1st Governor of Kaluga Oblast
- In office 25 September 1991 – 7 March 1996
- Succeeded by: Oleg Savchenko

Personal details
- Born: Aleksandr Vasilyevich Deryargin 19 February 1941 Churkinskaya, Vilegodsky District, Arkhangelsk Oblast, RSFSR, Soviet Union
- Died: 16 July 2010 (aged 69) Kaluga, Russia

= Aleksandr Deryagin =

Russian politician

Aleksandr Vasilyevich Deryagin (Russian: Александр Васильевич Дерягин; 19 February 1941 – 16 July 2010), was a Russian politician who had served as the first Governor of Kaluga Oblast from 1991 to 1996. He was the corresponding member of the Russian Academy of Sciences in 1991.

==Biography==
Aleksandr Deryargin was born on 19 February 1941. In 1990, Deryagin was elected a people's deputy of the RSFSR, and in 1991 he was the chairman of the committee on science and public education of the Supreme Council of Russia.
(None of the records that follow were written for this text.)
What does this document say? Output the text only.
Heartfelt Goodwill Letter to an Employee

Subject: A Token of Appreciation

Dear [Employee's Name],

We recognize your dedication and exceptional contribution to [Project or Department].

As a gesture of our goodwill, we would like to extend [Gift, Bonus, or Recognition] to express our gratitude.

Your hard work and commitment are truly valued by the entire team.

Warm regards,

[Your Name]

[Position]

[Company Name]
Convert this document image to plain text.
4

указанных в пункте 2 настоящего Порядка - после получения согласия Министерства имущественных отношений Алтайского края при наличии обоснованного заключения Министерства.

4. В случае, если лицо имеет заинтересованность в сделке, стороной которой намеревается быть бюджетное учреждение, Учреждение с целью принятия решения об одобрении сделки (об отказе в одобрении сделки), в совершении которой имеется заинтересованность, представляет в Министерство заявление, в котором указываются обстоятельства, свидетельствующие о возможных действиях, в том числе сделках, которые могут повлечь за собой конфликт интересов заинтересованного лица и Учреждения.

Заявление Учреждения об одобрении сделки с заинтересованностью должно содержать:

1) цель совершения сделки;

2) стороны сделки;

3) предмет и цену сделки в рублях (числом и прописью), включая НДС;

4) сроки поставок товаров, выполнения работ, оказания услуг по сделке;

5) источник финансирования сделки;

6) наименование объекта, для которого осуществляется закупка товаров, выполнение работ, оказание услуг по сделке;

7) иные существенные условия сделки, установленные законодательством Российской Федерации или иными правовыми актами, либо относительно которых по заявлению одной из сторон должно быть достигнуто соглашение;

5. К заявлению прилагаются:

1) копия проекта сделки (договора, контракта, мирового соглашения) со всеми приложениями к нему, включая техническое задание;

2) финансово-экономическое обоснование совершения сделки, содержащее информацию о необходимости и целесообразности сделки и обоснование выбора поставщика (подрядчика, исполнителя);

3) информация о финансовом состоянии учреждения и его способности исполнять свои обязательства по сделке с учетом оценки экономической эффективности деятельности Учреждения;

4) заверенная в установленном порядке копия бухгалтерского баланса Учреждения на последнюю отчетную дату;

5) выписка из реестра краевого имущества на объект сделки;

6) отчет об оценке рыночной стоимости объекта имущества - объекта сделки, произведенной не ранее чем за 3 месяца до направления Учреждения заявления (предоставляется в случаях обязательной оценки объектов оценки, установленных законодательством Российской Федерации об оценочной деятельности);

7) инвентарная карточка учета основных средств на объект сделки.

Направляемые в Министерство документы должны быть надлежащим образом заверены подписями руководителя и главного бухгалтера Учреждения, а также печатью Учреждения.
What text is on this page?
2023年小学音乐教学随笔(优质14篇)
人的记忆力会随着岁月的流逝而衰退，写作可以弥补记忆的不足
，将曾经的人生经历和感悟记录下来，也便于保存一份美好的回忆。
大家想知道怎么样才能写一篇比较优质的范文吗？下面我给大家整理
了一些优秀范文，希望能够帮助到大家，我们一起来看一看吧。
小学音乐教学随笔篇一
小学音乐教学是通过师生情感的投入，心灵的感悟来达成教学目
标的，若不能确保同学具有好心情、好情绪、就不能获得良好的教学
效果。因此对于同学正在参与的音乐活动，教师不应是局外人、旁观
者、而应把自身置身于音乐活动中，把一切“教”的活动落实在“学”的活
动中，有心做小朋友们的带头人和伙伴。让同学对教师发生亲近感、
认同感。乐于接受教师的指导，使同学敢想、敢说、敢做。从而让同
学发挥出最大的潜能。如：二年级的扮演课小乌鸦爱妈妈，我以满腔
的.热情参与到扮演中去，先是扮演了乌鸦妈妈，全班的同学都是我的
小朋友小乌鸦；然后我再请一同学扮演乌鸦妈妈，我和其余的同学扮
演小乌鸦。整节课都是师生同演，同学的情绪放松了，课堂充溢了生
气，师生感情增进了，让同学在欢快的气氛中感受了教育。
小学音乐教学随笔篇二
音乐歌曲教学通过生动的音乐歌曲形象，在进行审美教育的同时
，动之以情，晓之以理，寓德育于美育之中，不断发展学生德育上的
In the same year, he was a corresponding member of the Russian Academy of Sciences. In 1997, he was the President of the Kaluga Scientific Center. Aleksandr Vasilyevich Deryagin died in Kaluga on 16 July 2010. In 2011, the Kaluga Regional Research Center was renamed dedicated to his name in his memory.